US Secretary of Commerce Wilbur Ross announced has announced that the United States will implement on Friday a significant tariff on steel and aluminum imported from the European Union from today.
Mexico and Canada will also be targeted by the tariffs.
The United States has therefore decided not to extend the temporary exemption granted to the European Union until Thursday midnight and will implement taxes of 25% on steel and 10% on aluminum.
The reprieve on these taxes is also lifted for Mexico and Canada, America’s two partners in the North American Free Trade Agreement (NAFTA) whose renegotiation, started ten months ago, is struggling to succeed.
To justify his decision, Commerce Secretary Wilbur Ross said that the United States did not want to grant the twenty-eight “a permanent and unconditional exemption on tariffs.

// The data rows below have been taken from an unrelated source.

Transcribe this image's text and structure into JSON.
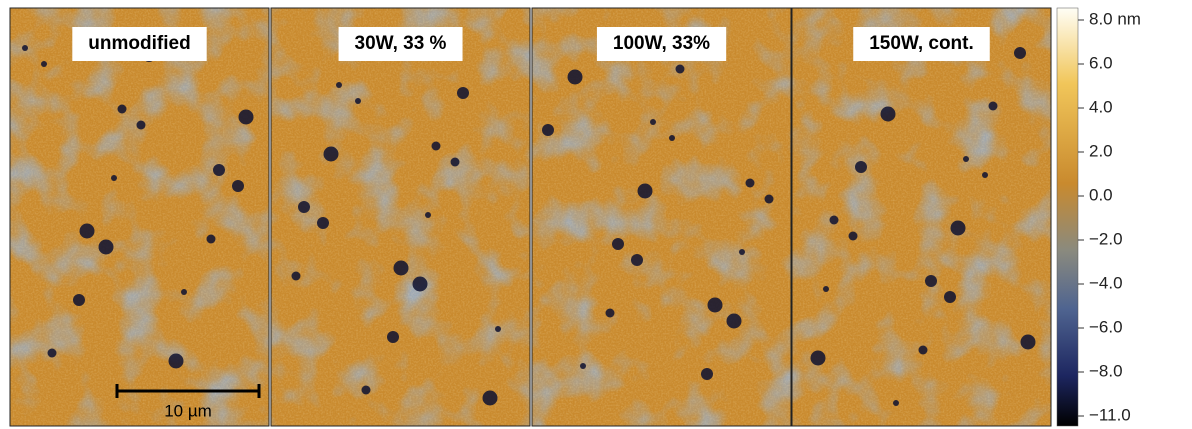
{
  "panels": [
    {
      "label": "unmodified"
    },
    {
      "label": "30W, 33 %"
    },
    {
      "label": "100W, 33%"
    },
    {
      "label": "150W, cont."
    }
  ],
  "scale_bar": {
    "label": "10 µm"
  },
  "colorbar": {
    "ticks": [
      {
        "value": 8,
        "label": "8.0 nm"
      },
      {
        "value": 6,
        "label": "6.0"
      },
      {
        "value": 4,
        "label": "4.0"
      },
      {
        "value": 2,
        "label": "2.0"
      },
      {
        "value": 0,
        "label": "0.0"
      },
      {
        "value": -2,
        "label": "−2.0"
      },
      {
        "value": -4,
        "label": "−4.0"
      },
      {
        "value": -6,
        "label": "−6.0"
      },
      {
        "value": -8,
        "label": "−8.0"
      },
      {
        "value": -11,
        "label": "−11.0"
      }
    ]
  }
}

“We had discussions with the European Commission and, although we made progress, they did not go to the point where it would have been justified either to extend the temporary exemption or to grant a permanent exemption,” Ross said.
The commerce secretary downplayed the risk of retaliation from these countries, adding that there was “potential for discussion” with the European Union. But, he warned, “as we do not know what their will be reaction to the idea of continuing discussions” despite the imposition of tariffs, “it is a bit premature to know the topics of these negotiations.”
The reaction of Brussels was not long in the wake of the US decision, the President of the European Commission, Jean-Claude Juncker, said he would “announce the countermeasures in the coming hours.”
“The European Union can not stay without reacting … We are able to do exactly the same thing,” Juncker said.
Mexico, too, has decided to retaliate commercially. “Mexico will impose equivalent measures on various products,” including some steel, fruit and cheese, said the Ministry of Economy in a statement.